Annuities are akin to insurance products. Purchase of annuity is a kind of investment that is meant to save money for a guaranteed income in retirement. When the investment in annuities makes immediate payment, it is immediate annuity. When tax on payment from the annuity investment is deferred, it is tax deferred annuity. Make sure having an in-depth understanding of how these various types of annuities work before you make an investment in annuities.
Basic Annuity Types
Tax deferred annuities are of two basic types, one of which is fixed annuity. Investment in these annuities ensures a fixed return. Variable annuity is another type of the tax-deferred annuity. Variable annuities do not promise returns at a consistent rate.
Function of Annuity Types
The money invested in fixed annuities goes to bonds. The consistent rate of returns is a highpoint of these investments. Variable annuities are a sort of investment in mutual funds. A mutual fund refers to a collection of bonds or stocks. The return on investment in mutual funds is not fixed. It fluctuates with the changing value of bonds or stocks in the market. The types of tax deferred annuity work this way.
Benefit of Fixed Annuities
No need to pay income tax on your savings is a benefit of purchasing tax deferred annuity. Possibility to convert these annuities into immediate annuities is the other benefit. This investment yields a guaranteed payment only for a specific period of time or lifetime. Income from the investment in fixed annuity products goes to the insurance company. A fraction of the income is transferred to the annuity account holders.

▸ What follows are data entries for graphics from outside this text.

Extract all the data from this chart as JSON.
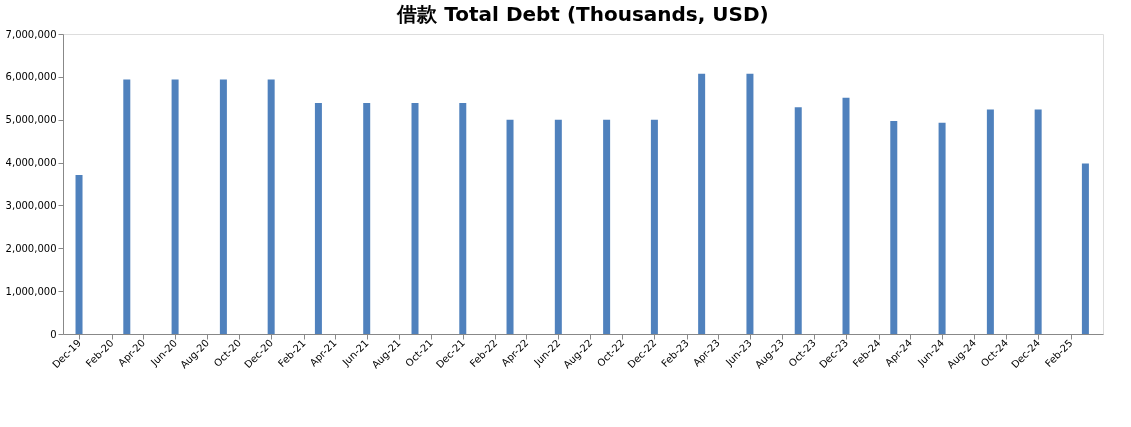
{
  "chart_data": {
    "type": "bar",
    "title": "借款 Total Debt (Thousands, USD)",
    "x": [
      "2019-12",
      "2020-03",
      "2020-06",
      "2020-09",
      "2020-12",
      "2021-03",
      "2021-06",
      "2021-09",
      "2021-12",
      "2022-03",
      "2022-06",
      "2022-09",
      "2022-12",
      "2023-03",
      "2023-06",
      "2023-09",
      "2023-12",
      "2024-03",
      "2024-06",
      "2024-09",
      "2024-12",
      "2025-03"
    ],
    "series": [
      {
        "color": "#4f81bd",
        "values": [
          3710000,
          5940000,
          5940000,
          5940000,
          5940000,
          5390000,
          5390000,
          5390000,
          5390000,
          5000000,
          5000000,
          5000000,
          5000000,
          6070000,
          6070000,
          5290000,
          5510000,
          4970000,
          4930000,
          5240000,
          5240000,
          3980000
        ]
      }
    ],
    "ylim": [
      0,
      7000000
    ],
    "yticks": [
      {
        "value": 0,
        "label": "0"
      },
      {
        "value": 1000000,
        "label": "1,000,000"
      },
      {
        "value": 2000000,
        "label": "2,000,000"
      },
      {
        "value": 3000000,
        "label": "3,000,000"
      },
      {
        "value": 4000000,
        "label": "4,000,000"
      },
      {
        "value": 5000000,
        "label": "5,000,000"
      },
      {
        "value": 6000000,
        "label": "6,000,000"
      },
      {
        "value": 7000000,
        "label": "7,000,000"
      }
    ],
    "xlim": [
      "2019-11-10",
      "2025-03-25"
    ],
    "xticks": [
      {
        "value": "2019-12",
        "label": "Dec-19"
      },
      {
        "value": "2020-02",
        "label": "Feb-20"
      },
      {
        "value": "2020-04",
        "label": "Apr-20"
      },
      {
        "value": "2020-06",
        "label": "Jun-20"
      },
      {
        "value": "2020-08",
        "label": "Aug-20"
      },
      {
        "value": "2020-10",
        "label": "Oct-20"
      },
      {
        "value": "2020-12",
        "label": "Dec-20"
      },
      {
        "value": "2021-02",
        "label": "Feb-21"
      },
      {
        "value": "2021-04",
        "label": "Apr-21"
      },
      {
        "value": "2021-06",
        "label": "Jun-21"
      },
      {
        "value": "2021-08",
        "label": "Aug-21"
      },
      {
        "value": "2021-10",
        "label": "Oct-21"
      },
      {
        "value": "2021-12",
        "label": "Dec-21"
      },
      {
        "value": "2022-02",
        "label": "Feb-22"
      },
      {
        "value": "2022-04",
        "label": "Apr-22"
      },
      {
        "value": "2022-06",
        "label": "Jun-22"
      },
      {
        "value": "2022-08",
        "label": "Aug-22"
      },
      {
        "value": "2022-10",
        "label": "Oct-22"
      },
      {
        "value": "2022-12",
        "label": "Dec-22"
      },
      {
        "value": "2023-02",
        "label": "Feb-23"
      },
      {
        "value": "2023-04",
        "label": "Apr-23"
      },
      {
        "value": "2023-06",
        "label": "Jun-23"
      },
      {
        "value": "2023-08",
        "label": "Aug-23"
      },
      {
        "value": "2023-10",
        "label": "Oct-23"
      },
      {
        "value": "2023-12",
        "label": "Dec-23"
      },
      {
        "value": "2024-02",
        "label": "Feb-24"
      },
      {
        "value": "2024-04",
        "label": "Apr-24"
      },
      {
        "value": "2024-06",
        "label": "Jun-24"
      },
      {
        "value": "2024-08",
        "label": "Aug-24"
      },
      {
        "value": "2024-10",
        "label": "Oct-24"
      },
      {
        "value": "2024-12",
        "label": "Dec-24"
      },
      {
        "value": "2025-02",
        "label": "Feb-25"
      }
    ],
    "grid": false,
    "legend": false
  }
}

Benefit of Variable Annuities
The market of mutual funds is analyzed to decide the crediting rate of variable annuities. The changing market value of mutual funds determines an increase or decrease in the value of variable annuities. For the retirees, there are options – keep the annuity policy to withdraw returns and convert the savings to payments on a monthly basis. This way tax deferred annuity schemes benefit the retirees.
The benefits of investing in tax deferred annuity are undeniable. It helps you save for life in retirement more than the savings that you would otherwise accumulate without this sort of annuity investment. It is one of the options for future savings to rely on during the years of retirement. The persons who are on the lookout for guaranteed financial comfort in retirement go for fixed return on annuity investment. Income from fixed annuity keeps them at ease about their monthly expenditures at the retired phase of life. Variable annuities are good for those who are not financially concerned about their future and who have other options to rely on for income.